As then, in that case, the anticipated injury here proves both grievous and visible (but not ultimately deadly), with the clear intent being to dramatize the harm which Farrell’s bleating sad-sack lead inflicts on Gleason by forcibly re-entering — and re-entering, and re-entering — his life. Having already highlighted the capacity (already stated in dialogue) for those who think themselves too nice to actually be mean, McDonagh can’t help dramatize it further by having the injury imperil Colm’s practice of songwriting: a vocation which offers — aside from a calendar-ready dog — Colm’s only real source of joy.

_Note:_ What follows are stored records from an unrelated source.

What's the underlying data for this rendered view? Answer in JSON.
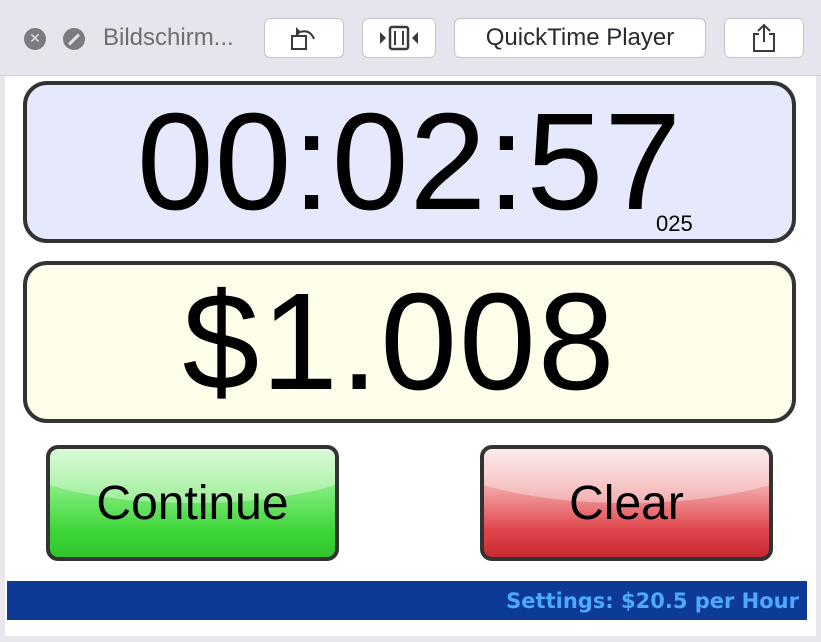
{
  "window": {
    "title": "Bildschirm...",
    "open_with_label": "QuickTime Player",
    "close_icon": "close-icon",
    "stop_icon": "stop-icon",
    "rotate_icon": "rotate-left-icon",
    "trim_icon": "trim-icon",
    "share_icon": "share-icon"
  },
  "timer": {
    "display": "00:02:57",
    "milliseconds": "025"
  },
  "cost": {
    "display": "$1.008"
  },
  "buttons": {
    "continue_label": "Continue",
    "clear_label": "Clear"
  },
  "settings": {
    "text": "Settings: $20.5 per Hour"
  },
  "colors": {
    "timer_panel_bg": "#e6e8fb",
    "cost_panel_bg": "#fdfde9",
    "continue_green": "#3fd63a",
    "clear_red": "#e0474d",
    "settings_bar_bg": "#0d3a97",
    "settings_text": "#4fa8ff"
  }
}
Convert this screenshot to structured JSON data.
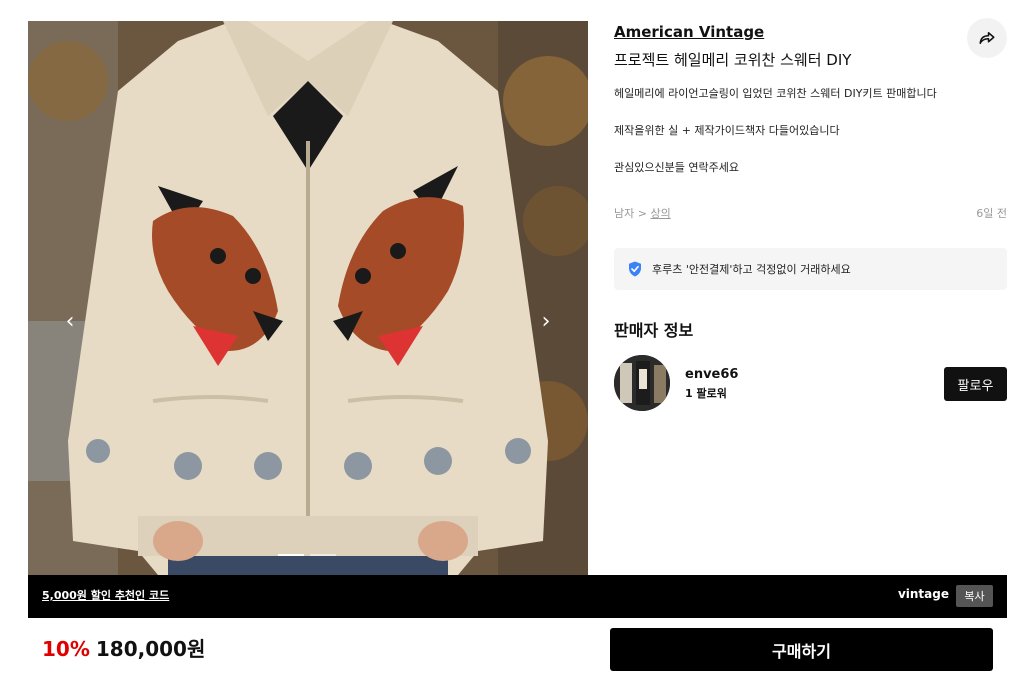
{
  "gallery": {
    "prev_icon": "chevron-left-icon",
    "next_icon": "chevron-right-icon",
    "dots_total": 2,
    "active_dot": 0
  },
  "product": {
    "brand": "American Vintage",
    "title": "프로젝트 헤일메리 코위찬 스웨터 DIY",
    "description": [
      "헤일메리에 라이언고슬링이 입었던 코위찬 스웨터  DIY키트 판매합니다",
      "제작을위한 실 + 제작가이드책자 다들어있습니다",
      "관심있으신분들 연락주세요"
    ],
    "category_prefix": "남자 > ",
    "category_link": "상의",
    "time_ago": "6일 전",
    "share_icon": "share-icon"
  },
  "safe_payment": {
    "text": "후루츠 '안전결제'하고 걱정없이 거래하세요",
    "icon": "shield-check-icon",
    "color": "#3b82f6"
  },
  "seller": {
    "heading": "판매자 정보",
    "name": "enve66",
    "followers": "1 팔로워",
    "follow_label": "팔로우"
  },
  "promo": {
    "link_text": "5,000원 할인 추천인 코드",
    "code": "vintage",
    "copy_label": "복사"
  },
  "purchase": {
    "discount": "10%",
    "price": "180,000원",
    "buy_label": "구매하기",
    "discount_color": "#e00000"
  }
}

Seeking a kind of moral balance, McDonagh’s script assigns each man a pet (Pádraic gets Jenny, a miniature donkey) as a sign of their ultimate, sadly neglected capacity for tenderness, engaging in a manipulative emotional shorthand fit for a sociopath. The film’s style isn’t any better at masking a sense of naked calculation, heaped with drone shots of verdant paths and coastlines spliced in at every chance: a way of working the best assets the film has. Worse still but just as common, McDonagh pads the story with interstitial shots of animals in a way meant to express a kind of deeper softness, swiping meanwhile from Terrence Malick. But the expression may as well have been grown in a lab and piped in through a syringe — there’s nothing organic or even human about its nominally emotional appeal.
The film’s whole running time oozes this same sense of deliberation, just as visible but far more vexing than the closeups we’re force-fed of Colm’s self-inflicted wound. But mountains of this kind of deliberation do not amount to discipline, something McDonagh lacks in both a sense of reserve and approach to form. While dreaming of being Samuel Beckett and Flannery O’Connor both at once, he lacks the skill, balance, and basic command of craft in his own medium to nip at the heels of either. Sweating the silly question of whether we might all be nicer in lieu of engaging with the politically or emotionally real, Banshees finds itself shackled to and wailing about the obvious: something that, through his eagerness to pander, McDonagh appears on some level to know. Calculated yet clumsy, insecure but striving, his fixation on niceness betrays a fixation on how enemies — or critics might gently measure their words.